The mayor said Indianapolis’ decision not to host the event for the ball-and-bat sport that’s mostly popular overseas won’t impact its completion of the World Sports Park, a 40-acre development on Indianapolis’ east side that was to host the championship.
That park, slated for completion in August, will feature multiple athletic fields for cricket, soccer, rugby, hurling and lacrosse.
Lotter said the city’s communications with the Lake Worth, Florida-based cricket association broke down following the resignation of Darren Beazley.
“We had a very good working relationship - open communications - with the organizing group during Mr. Beazley’s tenure. Unfortunately that changed and the fact that the tournament was rapidly approaching really just forced the city to cancel the tournament in order to retain its reputation as a world leader in sporting events.”
Messages seeking comment left Friday with the USA Cricket Association were not immediately returned.
City Parks & Recreation Director John W. Williams said in a letter to the group that its weekly teleconferences with the city had ended following Beazley’s departure. He said those calls were a “critical component” of planning for the event.

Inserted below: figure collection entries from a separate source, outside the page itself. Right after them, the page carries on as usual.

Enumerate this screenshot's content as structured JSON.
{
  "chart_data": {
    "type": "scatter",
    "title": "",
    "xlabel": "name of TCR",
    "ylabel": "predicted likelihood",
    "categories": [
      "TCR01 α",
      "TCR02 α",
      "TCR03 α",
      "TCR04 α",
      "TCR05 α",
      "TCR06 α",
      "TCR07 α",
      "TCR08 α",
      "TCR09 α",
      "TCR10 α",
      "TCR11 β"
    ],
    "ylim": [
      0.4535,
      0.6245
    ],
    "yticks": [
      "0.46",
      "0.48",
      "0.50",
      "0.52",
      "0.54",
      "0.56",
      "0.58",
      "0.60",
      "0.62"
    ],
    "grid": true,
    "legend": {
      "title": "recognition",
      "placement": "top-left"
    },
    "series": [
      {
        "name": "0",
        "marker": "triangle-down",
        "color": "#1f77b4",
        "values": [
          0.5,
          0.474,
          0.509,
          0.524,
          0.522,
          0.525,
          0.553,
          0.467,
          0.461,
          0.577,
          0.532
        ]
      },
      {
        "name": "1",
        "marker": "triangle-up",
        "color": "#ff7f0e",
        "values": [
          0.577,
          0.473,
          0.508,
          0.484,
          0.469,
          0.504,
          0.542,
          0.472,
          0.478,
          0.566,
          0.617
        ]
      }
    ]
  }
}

Indianapolis officials had also been seeking information about the tournaments that lead to the championship, marketing efforts for them and updates on recruitment of sponsors and partners.
Lotter said canceling the cricket championship is for “the long-term good of the sport” of cricket, a game the British brought to the American colonies in the early 1700s and from which baseball eventually arose. He said Indianapolis still wants to help popularize cricket in the U.S.
“You don’t want to host a bad event when you’re trying to grow a sport,” he said.